The haze of dusk turns quickly to dark. In the distance, far behind me, I hear a familiar sound–the roar of a motorcycle engine barreling down the highway. As it gains on me, my legs feel weak, but I do not deter in my path. A light silhouettes me from behind, but I do not turn. I hear the crunch of gravel and the silencing of an engine.
“Hey, beautiful,” says a voice from the darkness.
I do not need to turn around.
“Tom,” I whisper. I look over my shoulder, and my heart rips from my chest and lays naked and pulsating on the dry desert road. His face looks strained, like the setting sun pierces his eyes, but he is my Tom–gorgeous and sexy, a beast of a man who could ravage me with a sideways glance.
“Aubrey Watts,” he says coolly. “It’s been far too long.”
I look at his leather cut and see a badge that wasn’t there seven years before–Verde Demons President.
“You’ve moved up fast,” I say to him motioning to his new title.

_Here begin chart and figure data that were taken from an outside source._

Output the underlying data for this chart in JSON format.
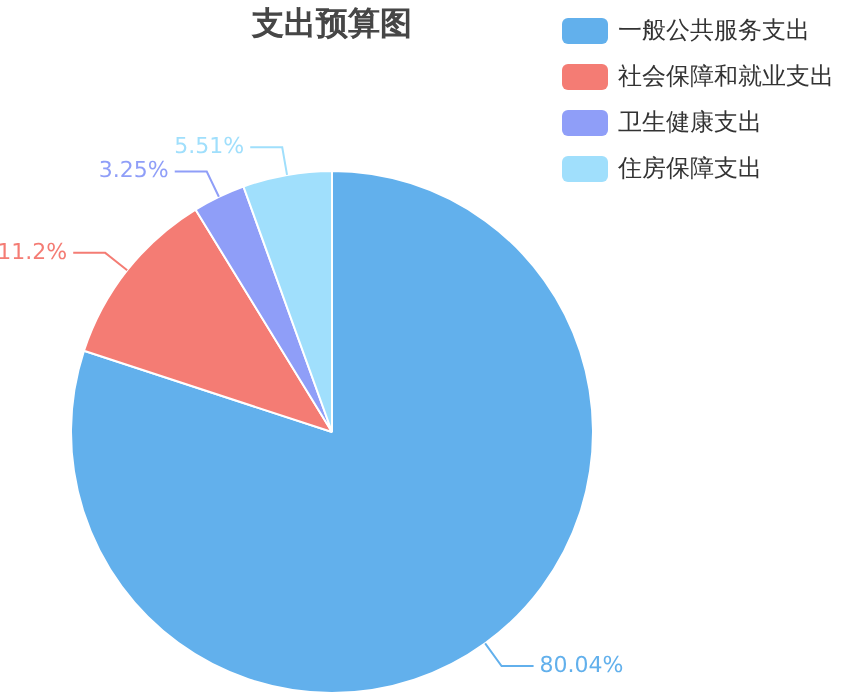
{
  "chart_data": {
    "type": "pie",
    "title": "支出预算图",
    "categories": [
      "一般公共服务支出",
      "社会保障和就业支出",
      "卫生健康支出",
      "住房保障支出"
    ],
    "values": [
      80.04,
      11.2,
      3.25,
      5.51
    ],
    "colors": [
      "#62b0ec",
      "#f47c74",
      "#8f9ef8",
      "#a0dffc"
    ],
    "value_labels": [
      "80.04%",
      "11.2%",
      "3.25%",
      "5.51%"
    ],
    "legend": "top right"
  }
}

Tom Sully, minted president just days after his prison release, the kid who took the fall for his club, comes out a man of power and position. It’s shockingly wrong, and the sight of him and what that cut represents makes my stomach turn.

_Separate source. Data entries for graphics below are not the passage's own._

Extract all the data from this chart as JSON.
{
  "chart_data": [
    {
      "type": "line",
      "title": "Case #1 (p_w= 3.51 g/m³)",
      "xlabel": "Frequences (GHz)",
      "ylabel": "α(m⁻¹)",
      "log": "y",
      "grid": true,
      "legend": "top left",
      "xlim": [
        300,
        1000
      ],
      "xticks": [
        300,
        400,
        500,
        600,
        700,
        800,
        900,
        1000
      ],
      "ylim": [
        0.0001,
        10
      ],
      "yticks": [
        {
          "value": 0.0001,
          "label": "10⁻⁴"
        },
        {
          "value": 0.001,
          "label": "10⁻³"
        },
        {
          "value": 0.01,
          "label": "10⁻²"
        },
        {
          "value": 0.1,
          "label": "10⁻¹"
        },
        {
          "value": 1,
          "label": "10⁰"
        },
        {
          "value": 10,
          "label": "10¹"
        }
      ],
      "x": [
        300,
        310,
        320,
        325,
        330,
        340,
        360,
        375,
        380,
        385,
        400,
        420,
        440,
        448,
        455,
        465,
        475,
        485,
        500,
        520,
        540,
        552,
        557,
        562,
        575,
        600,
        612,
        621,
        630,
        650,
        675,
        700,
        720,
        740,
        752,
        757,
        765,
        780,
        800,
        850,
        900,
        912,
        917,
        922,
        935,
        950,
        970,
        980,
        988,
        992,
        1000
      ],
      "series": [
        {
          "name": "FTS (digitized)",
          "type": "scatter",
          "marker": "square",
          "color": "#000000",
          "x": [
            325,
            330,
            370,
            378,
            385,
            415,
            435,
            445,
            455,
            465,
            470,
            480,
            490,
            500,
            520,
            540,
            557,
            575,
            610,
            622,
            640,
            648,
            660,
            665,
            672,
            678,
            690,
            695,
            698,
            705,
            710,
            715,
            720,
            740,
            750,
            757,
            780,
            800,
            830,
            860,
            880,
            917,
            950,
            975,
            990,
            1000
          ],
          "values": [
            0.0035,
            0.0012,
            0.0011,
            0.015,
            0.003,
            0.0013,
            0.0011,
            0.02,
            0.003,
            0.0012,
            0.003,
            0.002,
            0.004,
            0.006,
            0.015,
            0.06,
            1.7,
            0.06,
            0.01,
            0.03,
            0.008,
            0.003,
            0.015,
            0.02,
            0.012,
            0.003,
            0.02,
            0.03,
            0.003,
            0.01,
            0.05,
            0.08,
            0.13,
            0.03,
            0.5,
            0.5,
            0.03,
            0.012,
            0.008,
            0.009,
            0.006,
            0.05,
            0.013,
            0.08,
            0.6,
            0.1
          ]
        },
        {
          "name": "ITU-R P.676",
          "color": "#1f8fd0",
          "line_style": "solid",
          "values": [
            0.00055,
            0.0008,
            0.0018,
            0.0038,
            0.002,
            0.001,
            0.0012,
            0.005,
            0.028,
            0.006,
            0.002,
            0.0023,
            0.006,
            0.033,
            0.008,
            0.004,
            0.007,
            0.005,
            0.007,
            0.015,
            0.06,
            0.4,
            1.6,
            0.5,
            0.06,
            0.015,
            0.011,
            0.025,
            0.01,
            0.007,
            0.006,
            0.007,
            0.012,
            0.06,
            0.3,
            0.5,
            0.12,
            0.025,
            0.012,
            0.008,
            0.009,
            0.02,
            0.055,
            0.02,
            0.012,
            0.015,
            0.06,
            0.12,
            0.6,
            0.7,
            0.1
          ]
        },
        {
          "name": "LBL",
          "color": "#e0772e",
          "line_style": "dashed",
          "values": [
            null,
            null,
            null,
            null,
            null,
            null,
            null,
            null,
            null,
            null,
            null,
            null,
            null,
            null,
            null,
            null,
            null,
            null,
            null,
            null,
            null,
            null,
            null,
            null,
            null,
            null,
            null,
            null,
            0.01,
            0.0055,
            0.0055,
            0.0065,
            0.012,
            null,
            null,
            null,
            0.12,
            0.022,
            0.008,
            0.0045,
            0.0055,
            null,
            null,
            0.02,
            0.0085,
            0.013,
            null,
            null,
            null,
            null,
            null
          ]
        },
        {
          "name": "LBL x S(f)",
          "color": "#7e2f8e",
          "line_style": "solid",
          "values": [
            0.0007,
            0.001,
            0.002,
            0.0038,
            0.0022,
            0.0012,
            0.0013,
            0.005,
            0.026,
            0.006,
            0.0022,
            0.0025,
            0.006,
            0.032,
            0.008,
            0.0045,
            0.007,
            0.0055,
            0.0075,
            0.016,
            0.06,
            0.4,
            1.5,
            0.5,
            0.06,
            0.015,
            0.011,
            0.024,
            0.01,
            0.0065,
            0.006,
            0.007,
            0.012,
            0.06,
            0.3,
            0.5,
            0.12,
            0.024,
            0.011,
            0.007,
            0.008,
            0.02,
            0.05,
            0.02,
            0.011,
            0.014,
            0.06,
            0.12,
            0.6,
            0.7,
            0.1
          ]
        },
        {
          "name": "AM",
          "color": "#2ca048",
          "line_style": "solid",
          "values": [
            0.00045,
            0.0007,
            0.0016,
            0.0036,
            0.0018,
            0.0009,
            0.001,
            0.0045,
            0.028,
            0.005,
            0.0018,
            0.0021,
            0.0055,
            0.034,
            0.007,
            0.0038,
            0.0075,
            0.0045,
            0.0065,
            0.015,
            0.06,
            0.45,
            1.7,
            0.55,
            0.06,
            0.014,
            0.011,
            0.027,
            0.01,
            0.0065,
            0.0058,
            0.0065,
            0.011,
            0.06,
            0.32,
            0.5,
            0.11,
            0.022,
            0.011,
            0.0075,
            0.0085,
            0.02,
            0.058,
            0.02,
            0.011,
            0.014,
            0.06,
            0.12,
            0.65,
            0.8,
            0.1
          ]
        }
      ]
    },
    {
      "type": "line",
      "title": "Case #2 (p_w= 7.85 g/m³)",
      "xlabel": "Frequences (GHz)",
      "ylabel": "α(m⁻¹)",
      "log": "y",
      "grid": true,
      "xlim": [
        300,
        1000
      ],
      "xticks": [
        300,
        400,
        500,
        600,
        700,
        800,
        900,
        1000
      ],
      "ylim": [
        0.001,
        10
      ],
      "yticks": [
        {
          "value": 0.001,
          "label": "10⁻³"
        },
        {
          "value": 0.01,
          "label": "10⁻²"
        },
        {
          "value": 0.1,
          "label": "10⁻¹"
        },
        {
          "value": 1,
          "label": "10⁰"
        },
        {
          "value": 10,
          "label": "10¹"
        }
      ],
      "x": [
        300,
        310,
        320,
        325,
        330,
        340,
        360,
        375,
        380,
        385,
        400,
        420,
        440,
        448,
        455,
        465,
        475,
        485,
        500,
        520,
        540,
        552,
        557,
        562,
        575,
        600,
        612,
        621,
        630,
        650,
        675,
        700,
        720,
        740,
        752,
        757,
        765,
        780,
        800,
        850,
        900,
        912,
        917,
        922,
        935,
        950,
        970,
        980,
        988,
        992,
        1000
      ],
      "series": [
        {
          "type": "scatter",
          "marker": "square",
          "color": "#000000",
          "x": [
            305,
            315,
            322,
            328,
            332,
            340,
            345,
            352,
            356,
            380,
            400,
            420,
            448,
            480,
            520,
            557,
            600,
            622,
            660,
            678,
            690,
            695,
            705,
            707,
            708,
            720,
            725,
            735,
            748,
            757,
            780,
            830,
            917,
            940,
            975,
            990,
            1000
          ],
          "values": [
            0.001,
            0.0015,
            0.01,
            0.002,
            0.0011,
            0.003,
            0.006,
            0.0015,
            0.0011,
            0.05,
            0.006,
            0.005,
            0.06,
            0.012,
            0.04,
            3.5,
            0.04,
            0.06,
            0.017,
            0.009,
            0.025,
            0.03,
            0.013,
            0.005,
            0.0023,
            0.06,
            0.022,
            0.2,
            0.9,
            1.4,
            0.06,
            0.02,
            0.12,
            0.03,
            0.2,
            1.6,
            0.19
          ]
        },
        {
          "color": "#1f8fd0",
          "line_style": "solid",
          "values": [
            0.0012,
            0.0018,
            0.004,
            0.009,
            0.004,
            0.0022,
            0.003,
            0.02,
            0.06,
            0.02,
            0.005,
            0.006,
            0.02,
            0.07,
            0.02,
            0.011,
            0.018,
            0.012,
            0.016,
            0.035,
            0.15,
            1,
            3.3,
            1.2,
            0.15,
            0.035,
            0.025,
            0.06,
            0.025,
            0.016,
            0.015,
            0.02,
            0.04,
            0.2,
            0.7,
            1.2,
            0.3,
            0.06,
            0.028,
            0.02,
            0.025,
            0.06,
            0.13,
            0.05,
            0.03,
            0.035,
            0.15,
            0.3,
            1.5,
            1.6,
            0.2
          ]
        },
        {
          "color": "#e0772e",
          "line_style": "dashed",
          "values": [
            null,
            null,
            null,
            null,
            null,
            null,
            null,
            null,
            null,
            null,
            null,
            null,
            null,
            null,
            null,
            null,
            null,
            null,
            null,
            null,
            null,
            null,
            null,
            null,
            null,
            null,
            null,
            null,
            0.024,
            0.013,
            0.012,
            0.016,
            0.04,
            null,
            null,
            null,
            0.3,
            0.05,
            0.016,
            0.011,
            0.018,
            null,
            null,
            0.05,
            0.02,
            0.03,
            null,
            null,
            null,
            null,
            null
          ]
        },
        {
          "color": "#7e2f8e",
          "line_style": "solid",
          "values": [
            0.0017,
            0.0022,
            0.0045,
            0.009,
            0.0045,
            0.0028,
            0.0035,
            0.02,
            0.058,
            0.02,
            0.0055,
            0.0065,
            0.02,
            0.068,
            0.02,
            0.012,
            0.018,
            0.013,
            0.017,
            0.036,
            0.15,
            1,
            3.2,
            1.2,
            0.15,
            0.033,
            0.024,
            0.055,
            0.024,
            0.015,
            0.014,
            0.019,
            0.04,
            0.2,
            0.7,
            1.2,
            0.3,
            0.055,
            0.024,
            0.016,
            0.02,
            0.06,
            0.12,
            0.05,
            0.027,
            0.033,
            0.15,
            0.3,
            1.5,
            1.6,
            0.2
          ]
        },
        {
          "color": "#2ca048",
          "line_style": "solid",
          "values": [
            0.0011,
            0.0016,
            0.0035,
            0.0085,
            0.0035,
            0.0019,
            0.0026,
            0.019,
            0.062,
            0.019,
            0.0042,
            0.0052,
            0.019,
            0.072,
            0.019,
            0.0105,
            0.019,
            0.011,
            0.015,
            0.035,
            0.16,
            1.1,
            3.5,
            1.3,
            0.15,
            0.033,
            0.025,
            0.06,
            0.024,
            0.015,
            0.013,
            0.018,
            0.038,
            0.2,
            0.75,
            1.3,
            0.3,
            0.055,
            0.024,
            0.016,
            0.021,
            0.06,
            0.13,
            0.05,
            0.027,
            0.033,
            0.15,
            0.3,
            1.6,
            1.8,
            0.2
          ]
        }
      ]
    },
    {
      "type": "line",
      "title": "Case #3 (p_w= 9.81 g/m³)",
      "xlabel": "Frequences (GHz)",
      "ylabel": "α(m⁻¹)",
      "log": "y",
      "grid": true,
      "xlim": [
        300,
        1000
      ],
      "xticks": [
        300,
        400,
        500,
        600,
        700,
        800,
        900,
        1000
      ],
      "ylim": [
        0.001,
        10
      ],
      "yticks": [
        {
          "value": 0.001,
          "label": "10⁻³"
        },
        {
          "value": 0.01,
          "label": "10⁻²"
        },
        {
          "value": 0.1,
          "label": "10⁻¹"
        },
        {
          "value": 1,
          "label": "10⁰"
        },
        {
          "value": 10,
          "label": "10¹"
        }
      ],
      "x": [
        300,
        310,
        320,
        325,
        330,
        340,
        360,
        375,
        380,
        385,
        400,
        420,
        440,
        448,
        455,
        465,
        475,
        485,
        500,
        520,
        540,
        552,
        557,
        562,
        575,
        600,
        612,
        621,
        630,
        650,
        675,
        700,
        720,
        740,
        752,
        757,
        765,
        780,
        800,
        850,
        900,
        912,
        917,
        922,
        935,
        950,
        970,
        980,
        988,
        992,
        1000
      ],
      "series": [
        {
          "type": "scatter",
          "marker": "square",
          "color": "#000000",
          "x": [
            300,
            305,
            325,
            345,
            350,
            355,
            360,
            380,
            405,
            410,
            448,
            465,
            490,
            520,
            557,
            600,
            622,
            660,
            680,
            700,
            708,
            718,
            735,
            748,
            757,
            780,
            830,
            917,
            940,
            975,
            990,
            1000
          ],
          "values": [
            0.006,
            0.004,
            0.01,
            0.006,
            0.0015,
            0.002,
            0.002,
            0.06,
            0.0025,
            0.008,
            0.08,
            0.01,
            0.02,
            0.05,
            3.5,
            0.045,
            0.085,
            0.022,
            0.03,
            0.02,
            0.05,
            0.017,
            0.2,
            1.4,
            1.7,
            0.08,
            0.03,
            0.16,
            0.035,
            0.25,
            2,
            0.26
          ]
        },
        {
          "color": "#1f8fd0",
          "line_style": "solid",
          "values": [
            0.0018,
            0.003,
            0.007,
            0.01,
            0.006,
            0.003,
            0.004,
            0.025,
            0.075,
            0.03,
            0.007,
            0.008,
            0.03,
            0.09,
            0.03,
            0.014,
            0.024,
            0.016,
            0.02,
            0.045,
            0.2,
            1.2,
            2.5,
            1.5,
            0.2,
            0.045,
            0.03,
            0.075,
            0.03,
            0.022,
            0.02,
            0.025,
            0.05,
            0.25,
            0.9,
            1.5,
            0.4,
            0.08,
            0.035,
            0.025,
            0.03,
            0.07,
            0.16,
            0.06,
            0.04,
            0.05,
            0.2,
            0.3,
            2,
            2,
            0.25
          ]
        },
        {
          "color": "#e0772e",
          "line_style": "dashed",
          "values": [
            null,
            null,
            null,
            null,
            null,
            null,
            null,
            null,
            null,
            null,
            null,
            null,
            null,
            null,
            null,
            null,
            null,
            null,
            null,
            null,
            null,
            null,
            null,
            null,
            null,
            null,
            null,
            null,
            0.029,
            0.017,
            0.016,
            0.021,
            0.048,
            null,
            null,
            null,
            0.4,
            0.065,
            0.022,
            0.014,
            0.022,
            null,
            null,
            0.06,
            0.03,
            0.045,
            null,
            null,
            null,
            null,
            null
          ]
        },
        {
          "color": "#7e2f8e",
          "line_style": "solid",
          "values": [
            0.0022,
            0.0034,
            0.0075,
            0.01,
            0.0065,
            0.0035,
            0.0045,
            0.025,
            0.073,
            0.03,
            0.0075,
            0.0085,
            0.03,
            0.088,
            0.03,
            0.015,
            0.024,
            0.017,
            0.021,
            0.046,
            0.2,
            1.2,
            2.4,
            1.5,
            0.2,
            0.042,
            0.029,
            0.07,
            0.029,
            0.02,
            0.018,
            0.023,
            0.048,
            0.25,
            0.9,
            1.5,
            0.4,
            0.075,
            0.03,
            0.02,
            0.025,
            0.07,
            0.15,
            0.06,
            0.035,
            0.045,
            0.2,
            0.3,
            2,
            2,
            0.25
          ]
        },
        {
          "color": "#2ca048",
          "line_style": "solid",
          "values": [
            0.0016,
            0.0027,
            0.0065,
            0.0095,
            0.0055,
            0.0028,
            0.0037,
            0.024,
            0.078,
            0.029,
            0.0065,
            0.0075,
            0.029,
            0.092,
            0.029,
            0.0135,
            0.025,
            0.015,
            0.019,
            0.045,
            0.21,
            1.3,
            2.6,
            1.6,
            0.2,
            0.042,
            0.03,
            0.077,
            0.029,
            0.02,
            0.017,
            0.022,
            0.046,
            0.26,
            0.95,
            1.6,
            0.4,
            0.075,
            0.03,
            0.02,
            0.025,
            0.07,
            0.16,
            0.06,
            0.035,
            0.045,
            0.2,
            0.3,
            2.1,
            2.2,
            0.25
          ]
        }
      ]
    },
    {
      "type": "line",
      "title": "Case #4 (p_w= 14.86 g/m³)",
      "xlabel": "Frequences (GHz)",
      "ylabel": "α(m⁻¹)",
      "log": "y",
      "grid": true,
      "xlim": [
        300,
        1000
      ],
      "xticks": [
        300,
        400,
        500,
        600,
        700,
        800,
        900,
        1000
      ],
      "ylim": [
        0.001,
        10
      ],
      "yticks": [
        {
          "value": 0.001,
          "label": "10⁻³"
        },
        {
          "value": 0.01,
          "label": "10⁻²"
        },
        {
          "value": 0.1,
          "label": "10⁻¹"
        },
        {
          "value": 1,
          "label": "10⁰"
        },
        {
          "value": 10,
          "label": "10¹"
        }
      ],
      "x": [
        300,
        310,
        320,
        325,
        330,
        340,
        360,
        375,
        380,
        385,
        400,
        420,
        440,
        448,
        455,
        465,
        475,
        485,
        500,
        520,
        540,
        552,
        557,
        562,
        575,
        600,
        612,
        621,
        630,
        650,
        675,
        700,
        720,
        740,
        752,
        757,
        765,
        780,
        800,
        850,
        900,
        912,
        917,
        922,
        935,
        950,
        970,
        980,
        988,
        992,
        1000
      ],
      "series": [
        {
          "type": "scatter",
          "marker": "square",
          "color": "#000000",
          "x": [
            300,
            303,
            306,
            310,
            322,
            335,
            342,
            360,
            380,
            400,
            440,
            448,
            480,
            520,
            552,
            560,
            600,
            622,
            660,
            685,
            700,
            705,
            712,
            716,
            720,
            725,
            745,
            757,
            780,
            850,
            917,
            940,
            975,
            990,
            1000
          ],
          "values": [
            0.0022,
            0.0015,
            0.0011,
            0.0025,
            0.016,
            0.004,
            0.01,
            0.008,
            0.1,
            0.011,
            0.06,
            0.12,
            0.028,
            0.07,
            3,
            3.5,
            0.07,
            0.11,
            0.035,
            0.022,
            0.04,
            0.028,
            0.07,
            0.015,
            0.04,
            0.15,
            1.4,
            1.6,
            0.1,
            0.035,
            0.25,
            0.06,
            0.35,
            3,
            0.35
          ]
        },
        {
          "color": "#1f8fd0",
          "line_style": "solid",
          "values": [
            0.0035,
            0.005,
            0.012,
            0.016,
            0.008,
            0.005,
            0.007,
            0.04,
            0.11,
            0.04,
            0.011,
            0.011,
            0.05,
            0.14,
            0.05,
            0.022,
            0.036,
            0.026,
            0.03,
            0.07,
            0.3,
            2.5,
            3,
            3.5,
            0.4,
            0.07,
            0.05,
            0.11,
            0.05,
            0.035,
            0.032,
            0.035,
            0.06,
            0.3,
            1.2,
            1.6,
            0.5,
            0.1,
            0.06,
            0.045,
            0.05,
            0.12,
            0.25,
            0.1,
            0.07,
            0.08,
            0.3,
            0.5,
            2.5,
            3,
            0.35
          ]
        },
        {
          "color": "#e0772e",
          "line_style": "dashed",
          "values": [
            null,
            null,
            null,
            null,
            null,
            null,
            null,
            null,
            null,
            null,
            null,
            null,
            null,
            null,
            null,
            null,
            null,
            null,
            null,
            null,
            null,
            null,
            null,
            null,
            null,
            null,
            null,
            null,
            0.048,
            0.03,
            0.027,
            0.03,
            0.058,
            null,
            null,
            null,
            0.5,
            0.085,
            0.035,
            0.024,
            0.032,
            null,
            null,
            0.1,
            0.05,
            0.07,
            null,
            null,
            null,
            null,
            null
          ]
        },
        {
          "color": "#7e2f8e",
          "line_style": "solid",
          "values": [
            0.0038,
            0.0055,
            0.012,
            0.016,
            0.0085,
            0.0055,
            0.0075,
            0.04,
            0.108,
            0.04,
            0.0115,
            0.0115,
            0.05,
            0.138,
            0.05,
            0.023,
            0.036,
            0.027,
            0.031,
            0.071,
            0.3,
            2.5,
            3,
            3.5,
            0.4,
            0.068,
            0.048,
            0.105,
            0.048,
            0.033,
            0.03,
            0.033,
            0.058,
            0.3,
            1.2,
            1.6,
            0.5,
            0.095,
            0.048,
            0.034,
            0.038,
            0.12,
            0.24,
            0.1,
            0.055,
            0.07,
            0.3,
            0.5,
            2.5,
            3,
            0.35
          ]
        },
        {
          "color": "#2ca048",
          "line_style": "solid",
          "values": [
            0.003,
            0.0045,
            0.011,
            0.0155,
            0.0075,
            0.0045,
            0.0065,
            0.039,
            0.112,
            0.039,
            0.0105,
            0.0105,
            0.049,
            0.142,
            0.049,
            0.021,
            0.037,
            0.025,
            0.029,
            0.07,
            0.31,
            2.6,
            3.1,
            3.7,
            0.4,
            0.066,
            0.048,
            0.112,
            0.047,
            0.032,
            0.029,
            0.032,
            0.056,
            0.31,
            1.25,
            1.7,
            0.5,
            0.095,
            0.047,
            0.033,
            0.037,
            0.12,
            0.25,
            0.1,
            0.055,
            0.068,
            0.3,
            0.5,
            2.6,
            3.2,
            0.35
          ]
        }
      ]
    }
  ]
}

Tom’s face hardens under the lamplight. “What are you doing back, Aubrey?” It sounds like an accusation and it burns as it goes down.
“My dad is dying.” It’s all that I can manage. Tears well in my eyes.
He softens and positions to move off his bike, but I scuffle backwards, my body telling him that I don’t need his pity, that I’m fine and strong and my dad will die without hearing me say sorry. Tom retreats his advance and stays where he belongs–on his bike.
“Come on,” he says motioning me toward him.
I say nothing and climb on the back. My hands slide around his waist as if they had never left. We ride out on Route 5 as the warm night wind washes over us. I smile when I see him pull into Dee’s All Day Diner, the place we used to know so well. Memories come back to haunt me, but I hold onto only the good ones.
He silences his Harley, but I don’t get off. I crush my head into his back, “I’m sorry,” I say. “I had to leave. I couldn’t stay here without you.”
Tom doesn’t turn around. He rubs my hand before lifting it to his lips for a hard kiss. The touch of his flesh sends shocks through my body. “I know, Aubrey,” he says softly. “I never really expected you to wait.”